Disaster Recovery Sites


  • Within the scope of business continuity planning,
    • disaster recovery plans (DRPs) describe the specific procedures to follow to recover a system or site to a working state
      • disaster could be anything from:
        • a loss of power or failure of a minor component
        • to human-made or natural disasters

Spare Sites

A spare site is another location that can provide the same (or similar) level of service.

  • disaster or systems failure at one site will cause services to failover to the alternate site
  • DRP must state:
    • how this will happen
    • what checks need to be made to ensure that failover has occurred successfully
      • without loss of transactional data or service availability
    • how to revert to the primary site once functionality is restored there

Site Resiliency

  • levels of site resiliency:
    • hot site
      • quickest access to restore critical data in the event of a disaster or catastrophe
      • can failover almost immediately
      • site is already within the organization’s ownership and is ready to deploy
      • typically involve the latest and greatest storage equipment and the fastest protocols
      • typically located close to the client or in multiple locations to ensure fast access
      • e.g.,
        • hot site could consist of a building with operational computer equipment that is kept updated with a live dataset
    • warm site
      • similar but with the requirement that the latest dataset will need to be loaded
      • Alternate processing location that is dormant or performs noncritical functions under normal conditions, but which can be rapidly converted to a key operations site if needed
    • cold site
      • offers less frequent access and is maintained on minimal equipment that is considered lower performance
        • Returning to normal operations is slower
        • significant advantage of cold storage
          • it is less expensive than hot storage
      • may be an empty building with a lease agreement in place to install whatever equipment is required when necessary

Geographic dispersion is a resiliency mechanism where processing and data storage resources are replicated between physically distant sites.

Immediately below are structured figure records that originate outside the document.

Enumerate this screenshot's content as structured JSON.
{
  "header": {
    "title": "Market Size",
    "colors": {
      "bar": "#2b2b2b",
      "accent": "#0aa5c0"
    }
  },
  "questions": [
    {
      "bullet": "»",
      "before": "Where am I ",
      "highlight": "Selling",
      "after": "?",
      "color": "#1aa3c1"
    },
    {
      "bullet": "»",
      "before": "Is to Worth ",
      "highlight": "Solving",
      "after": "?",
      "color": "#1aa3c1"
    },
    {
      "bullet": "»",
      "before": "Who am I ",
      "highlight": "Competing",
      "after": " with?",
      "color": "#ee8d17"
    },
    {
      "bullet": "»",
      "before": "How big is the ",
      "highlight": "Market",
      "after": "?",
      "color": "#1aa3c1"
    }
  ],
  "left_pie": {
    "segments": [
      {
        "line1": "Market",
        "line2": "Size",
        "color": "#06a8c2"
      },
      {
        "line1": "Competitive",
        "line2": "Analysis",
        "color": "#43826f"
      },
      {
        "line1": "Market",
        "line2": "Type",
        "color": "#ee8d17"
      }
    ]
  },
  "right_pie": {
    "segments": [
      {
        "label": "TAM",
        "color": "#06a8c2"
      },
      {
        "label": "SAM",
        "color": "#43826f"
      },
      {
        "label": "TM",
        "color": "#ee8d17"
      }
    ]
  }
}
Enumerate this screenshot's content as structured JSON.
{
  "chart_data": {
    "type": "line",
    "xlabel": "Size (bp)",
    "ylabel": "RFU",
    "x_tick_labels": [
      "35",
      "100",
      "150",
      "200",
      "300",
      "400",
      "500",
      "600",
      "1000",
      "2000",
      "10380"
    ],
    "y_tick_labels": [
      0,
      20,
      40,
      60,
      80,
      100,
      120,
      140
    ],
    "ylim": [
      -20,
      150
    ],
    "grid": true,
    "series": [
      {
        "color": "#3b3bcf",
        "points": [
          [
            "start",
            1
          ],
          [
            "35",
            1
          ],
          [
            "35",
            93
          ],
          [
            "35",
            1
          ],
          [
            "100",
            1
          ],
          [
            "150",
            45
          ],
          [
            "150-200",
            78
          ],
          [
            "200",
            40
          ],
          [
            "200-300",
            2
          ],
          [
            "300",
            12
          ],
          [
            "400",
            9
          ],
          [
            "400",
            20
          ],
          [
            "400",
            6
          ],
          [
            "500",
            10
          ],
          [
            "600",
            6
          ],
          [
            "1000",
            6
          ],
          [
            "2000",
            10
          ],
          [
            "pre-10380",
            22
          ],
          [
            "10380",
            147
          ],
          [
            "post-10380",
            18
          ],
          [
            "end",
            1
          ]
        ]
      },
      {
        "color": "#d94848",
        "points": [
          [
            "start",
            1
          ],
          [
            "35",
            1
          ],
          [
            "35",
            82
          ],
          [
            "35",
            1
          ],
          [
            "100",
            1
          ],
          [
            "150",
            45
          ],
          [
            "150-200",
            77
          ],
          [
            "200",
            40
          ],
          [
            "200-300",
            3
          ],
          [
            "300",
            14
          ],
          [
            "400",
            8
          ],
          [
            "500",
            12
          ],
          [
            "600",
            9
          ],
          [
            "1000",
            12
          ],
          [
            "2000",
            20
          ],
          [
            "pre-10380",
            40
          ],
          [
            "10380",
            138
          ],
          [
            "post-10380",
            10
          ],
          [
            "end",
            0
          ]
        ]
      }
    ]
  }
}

  • aims to ensure that recovery sites are located far enough apart to minimize the impact of regional disasters

Cloud as Disaster Recovery

  • redundancy at scale is expensive and complex
    • sites are often leased from service providers
    • business can also enter reciprocal arrangements to provide mutual support
      • cost-effective but complex to setup
  • most cost-effective solution is to use a cloud site
    • cloud operator should be able to maintain hot site redundancy so that a geographic disaster in one area will not disrupt service bc of support from another in a different region
  • cloud providers offer more affordable redundancy and backup options
    • due to their economies of scale
  • offer
    • scalability
    • geographic diversity
    • faster deployment
    • simplified management